David Noah himself has posed the question “Does country music need another whiskey song?” I think that the answer is a resounding yes…or should that be “hell yeah!” It’s a bit like asking if rock and roll still needs ridiculously long guitar straps and a foot on the monitor. Like suggesting that indie music isn’t about complicated hair and designer label clothing. Like asking if pop starlets might not be more comfortable in lower heels and a comfortable cardigan! Some things are just part of a genres DNA and if you put country music under the microscope you would see that at its very core it is woven from pick-up trucks, faithful dogs, regret and, most important of all, whiskey.

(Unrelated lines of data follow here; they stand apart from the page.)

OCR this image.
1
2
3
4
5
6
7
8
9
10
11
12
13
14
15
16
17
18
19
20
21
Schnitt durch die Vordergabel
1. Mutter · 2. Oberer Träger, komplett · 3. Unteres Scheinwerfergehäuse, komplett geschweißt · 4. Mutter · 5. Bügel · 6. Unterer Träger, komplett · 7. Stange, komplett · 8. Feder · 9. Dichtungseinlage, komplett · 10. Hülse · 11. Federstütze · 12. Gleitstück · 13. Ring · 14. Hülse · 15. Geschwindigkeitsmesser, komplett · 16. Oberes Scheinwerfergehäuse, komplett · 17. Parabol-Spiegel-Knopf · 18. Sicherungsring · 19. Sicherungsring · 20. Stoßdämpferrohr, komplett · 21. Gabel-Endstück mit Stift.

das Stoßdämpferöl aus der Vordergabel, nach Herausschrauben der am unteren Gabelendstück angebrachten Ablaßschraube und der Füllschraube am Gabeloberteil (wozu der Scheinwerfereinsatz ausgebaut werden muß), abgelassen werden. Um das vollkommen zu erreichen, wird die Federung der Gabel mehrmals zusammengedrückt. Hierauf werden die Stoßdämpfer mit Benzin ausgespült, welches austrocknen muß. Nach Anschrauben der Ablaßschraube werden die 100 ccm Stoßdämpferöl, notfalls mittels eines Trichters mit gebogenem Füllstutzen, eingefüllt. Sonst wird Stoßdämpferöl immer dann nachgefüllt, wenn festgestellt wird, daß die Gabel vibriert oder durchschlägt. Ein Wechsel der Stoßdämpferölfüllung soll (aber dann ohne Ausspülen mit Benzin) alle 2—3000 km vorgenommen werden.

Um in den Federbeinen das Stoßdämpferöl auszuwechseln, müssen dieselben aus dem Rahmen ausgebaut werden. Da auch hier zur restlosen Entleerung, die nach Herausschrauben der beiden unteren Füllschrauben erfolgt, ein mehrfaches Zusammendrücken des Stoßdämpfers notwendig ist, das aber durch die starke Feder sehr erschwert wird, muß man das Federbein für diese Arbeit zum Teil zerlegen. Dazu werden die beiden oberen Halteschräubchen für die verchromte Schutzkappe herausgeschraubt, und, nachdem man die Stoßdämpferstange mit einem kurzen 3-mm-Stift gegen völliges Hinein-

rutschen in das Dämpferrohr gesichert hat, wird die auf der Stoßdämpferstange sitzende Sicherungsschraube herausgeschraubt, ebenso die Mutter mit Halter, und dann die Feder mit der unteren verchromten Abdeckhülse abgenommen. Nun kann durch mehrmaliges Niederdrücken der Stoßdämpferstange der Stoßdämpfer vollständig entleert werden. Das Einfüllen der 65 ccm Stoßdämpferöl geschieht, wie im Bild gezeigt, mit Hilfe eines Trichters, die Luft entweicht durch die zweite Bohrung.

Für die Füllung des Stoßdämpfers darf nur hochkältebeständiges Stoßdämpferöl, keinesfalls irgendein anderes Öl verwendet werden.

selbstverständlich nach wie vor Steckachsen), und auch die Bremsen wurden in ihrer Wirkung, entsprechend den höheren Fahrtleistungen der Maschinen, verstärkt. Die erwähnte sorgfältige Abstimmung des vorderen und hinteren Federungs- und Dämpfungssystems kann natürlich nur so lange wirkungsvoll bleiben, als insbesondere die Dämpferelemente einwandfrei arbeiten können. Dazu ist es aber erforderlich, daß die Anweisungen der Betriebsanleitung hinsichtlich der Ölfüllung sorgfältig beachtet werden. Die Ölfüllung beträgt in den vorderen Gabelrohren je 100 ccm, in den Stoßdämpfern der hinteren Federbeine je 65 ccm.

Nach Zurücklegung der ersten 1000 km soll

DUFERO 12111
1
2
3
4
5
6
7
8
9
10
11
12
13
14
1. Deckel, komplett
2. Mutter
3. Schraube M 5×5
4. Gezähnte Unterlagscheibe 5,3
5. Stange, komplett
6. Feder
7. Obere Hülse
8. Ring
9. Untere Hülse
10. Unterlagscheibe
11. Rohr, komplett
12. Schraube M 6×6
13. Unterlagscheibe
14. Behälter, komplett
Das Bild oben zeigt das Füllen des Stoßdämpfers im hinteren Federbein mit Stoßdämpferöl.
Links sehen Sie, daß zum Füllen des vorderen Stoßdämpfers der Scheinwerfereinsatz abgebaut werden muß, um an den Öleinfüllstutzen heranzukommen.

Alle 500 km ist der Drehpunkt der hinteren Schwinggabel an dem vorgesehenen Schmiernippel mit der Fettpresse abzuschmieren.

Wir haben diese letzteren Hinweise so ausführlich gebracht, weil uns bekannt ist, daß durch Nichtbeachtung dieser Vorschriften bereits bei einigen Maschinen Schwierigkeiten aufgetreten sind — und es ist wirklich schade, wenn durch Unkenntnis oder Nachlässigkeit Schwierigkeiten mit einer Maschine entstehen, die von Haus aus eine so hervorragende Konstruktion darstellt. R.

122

And even if you think that such a subject matter might have come close to being exhausted, Moonlight and Whiskey will persuade you otherwise. Between the lilting rhythms, the emotive and poetic lyrics, the reflection and revelations, the street level wisdom, the rising dynamics and the lulling musical understatements, you will find that the song works its magic on even the most stubborn souls.
But that’s the test isn’t it? Even if you start out thinking that you have heard it all before, any song which can charm and chime with such persuasiveness, which makes you greet it with open arms, not to mention open ears, which may be leaning on some generic stereotypes but which finds new places to take them and new ways to deliver them, is certainly a song which stands out from the pack. And Moonlight and Whiskey is certainly all of those things.